音楽教室運営奮闘記

音楽と教育と経営の雑記ブログ~不定調性論からの展開

<不定調性論用語/概念紹介16>上方性・下方性和音構築法★★★★★

 

四つの三和音を作りました。

上方五度領域 c-e-g

上方四度領域 g-b♭-c

下方五度領域 c-a♭-f

下方四度領域 f-d-c

 

これらが実際には音楽で自在に使われていくわけです。

この時、基音が上部にある和音、下部にある和音があります。

これは基音から見た序列によるものです。この見かけの状況から、

「上方性和音構築法」

「下方性和音構築法」

によって和音の集合は作られる、とします。

 

C△はcを中心にcが発生する和音で作っていきます。

これは上方に和音を作っていく、と考えます。

逆にCl5はcを発生させる音集合で和音を作っていきます。こうした和音を「下方性和音構築法によりできた和音」とします。

そしてこれらをさらに中心音を扱う状態を加味させます。

 

下方の領域Cl5は実際に使われる際にFmとして扱われることが多いので、f音を中心として考える状況が増えます。その場合、Cl5における第三倍音を中心に和音を取り扱う、ということになります。こうした和音を「一次下方性和音構築法」によって作った、と考えます。

 

同様にC△に「一次上方性和音構築法」で考えると、g音が中心になった和音ですから、G6sus4.omit3

と表記できます。また第五倍音を中心に考えることは「二次和音構築法」になります。

C△を「二次上方性和音構築法」で考えますと、eが中心音になりEm(#5)のような和音になると言えます。

 

これらの和音についての言及は、機能和声論が作った絶対的な和音への形式を補い、付随するものです。

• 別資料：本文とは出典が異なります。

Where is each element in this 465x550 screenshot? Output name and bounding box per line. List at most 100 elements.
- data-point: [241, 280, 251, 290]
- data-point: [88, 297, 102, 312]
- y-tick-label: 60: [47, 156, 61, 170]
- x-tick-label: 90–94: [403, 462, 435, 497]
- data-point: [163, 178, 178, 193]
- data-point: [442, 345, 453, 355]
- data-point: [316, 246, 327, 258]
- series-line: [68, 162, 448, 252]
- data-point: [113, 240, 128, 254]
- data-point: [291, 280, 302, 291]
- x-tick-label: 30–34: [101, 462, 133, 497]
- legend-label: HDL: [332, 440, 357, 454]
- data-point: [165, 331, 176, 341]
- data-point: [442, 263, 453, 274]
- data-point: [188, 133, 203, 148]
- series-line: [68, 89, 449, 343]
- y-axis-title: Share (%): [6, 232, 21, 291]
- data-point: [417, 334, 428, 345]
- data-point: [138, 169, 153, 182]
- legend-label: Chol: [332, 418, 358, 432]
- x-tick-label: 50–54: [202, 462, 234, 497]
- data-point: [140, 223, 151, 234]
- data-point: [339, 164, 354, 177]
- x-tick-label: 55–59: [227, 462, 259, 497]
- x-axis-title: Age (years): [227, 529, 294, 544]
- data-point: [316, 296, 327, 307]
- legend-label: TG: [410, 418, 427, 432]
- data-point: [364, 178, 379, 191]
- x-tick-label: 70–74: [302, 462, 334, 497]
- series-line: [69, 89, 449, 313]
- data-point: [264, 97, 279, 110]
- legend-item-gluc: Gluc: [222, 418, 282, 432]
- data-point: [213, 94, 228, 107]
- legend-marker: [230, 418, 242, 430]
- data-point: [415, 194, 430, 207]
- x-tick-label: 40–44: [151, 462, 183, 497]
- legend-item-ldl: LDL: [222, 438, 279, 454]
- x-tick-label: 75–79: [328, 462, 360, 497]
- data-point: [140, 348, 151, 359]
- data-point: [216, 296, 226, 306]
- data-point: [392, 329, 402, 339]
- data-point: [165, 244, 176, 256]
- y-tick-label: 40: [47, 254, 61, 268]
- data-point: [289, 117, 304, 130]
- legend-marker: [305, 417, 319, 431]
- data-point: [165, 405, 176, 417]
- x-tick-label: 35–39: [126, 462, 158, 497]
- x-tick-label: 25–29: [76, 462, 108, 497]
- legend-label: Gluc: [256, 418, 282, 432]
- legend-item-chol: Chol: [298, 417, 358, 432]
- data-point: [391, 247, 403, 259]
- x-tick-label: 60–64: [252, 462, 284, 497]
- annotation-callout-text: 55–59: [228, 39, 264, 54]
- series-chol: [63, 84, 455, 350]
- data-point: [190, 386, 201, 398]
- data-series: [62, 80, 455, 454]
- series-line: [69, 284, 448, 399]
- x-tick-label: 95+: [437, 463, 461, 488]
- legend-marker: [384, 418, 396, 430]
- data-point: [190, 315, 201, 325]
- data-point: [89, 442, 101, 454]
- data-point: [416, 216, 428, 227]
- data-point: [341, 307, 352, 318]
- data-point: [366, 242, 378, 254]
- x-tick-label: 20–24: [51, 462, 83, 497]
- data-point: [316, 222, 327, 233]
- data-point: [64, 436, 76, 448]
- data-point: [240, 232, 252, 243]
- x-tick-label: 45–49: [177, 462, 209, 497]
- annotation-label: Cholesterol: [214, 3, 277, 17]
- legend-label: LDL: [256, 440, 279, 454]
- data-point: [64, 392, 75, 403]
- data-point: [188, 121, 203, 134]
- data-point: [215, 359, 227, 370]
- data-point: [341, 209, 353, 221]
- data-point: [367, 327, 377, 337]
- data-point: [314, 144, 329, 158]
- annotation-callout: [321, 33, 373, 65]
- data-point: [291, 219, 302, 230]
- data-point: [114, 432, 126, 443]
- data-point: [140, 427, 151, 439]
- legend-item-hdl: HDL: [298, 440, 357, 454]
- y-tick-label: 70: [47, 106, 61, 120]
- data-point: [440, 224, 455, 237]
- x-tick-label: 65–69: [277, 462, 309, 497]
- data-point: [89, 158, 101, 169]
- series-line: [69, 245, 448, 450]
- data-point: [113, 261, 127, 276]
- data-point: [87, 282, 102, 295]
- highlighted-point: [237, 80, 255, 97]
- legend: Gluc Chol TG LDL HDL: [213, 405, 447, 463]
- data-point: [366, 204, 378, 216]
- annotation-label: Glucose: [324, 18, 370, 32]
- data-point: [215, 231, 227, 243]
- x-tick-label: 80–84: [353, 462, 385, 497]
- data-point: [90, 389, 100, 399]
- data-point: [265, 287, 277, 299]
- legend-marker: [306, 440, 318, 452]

短三和音の根音が五度の音であるのは何故か?という問題の一番考えるべき点は、短三和音の存在そのものがまず疑われるべきです。

ひょっとすると、基音が上部にある和音への感覚的理解が短三和音への情緒的反応そのものかもしれません。そうした場合、基音が上部にあらねばならない、という考え方は

消え去ります。しかしそれはなんとなく許せない、などと考えるのが人の性でしょう。

そこで、構築の仕方のバリエーションで和音を決めていけば、迷わないのではないか、という提案です。人が短三和音を選んだ科学的理由が提示されるまでは、構築法が分かれている、という理解でこの音楽という幻想の理論を理解しておいて、科学的研究を見守る、とし、その間、今できる音楽表現、作曲活動に邁進しよう、というわけです。

作曲家志望者が初期学習時、理論的な案件で迷わないようにしている、と言っても良いです。

 

じゃあ CM7(9,#11)/Fは何構築法?ですか?

 

こんなこと考えないでしょう?

でも不定調性論では、こうした上方と下方の音が混在した和音を領域断層和音などと呼んで考えていきます。

こうした和音を和音原理に照らし合わせて考えることをやめてしまう理由は、そもそも根源的な音楽への思いを理論に落とし込んでいない、という人の精神状態に依存していると思います。ゆえに基礎理論は膨大な理詰めで構築できるのに、じゃあ現代音楽はどう考えるの??となったとき、そこにはなぜか感性を用いようとする、わけです。基礎がそこまでがっちりできていたら、12音を用いているなら絶対的にどこまで行っても通用するのが理論です。

 

ゆえに、はじめから形態分析と感性の二つを武器に音楽を理解するための方法論を、伝統理論を学習する補助的な役割を行う存在としてもらえれば、完全即興音楽を解説せよ、となってもスムーズではないか、ということです。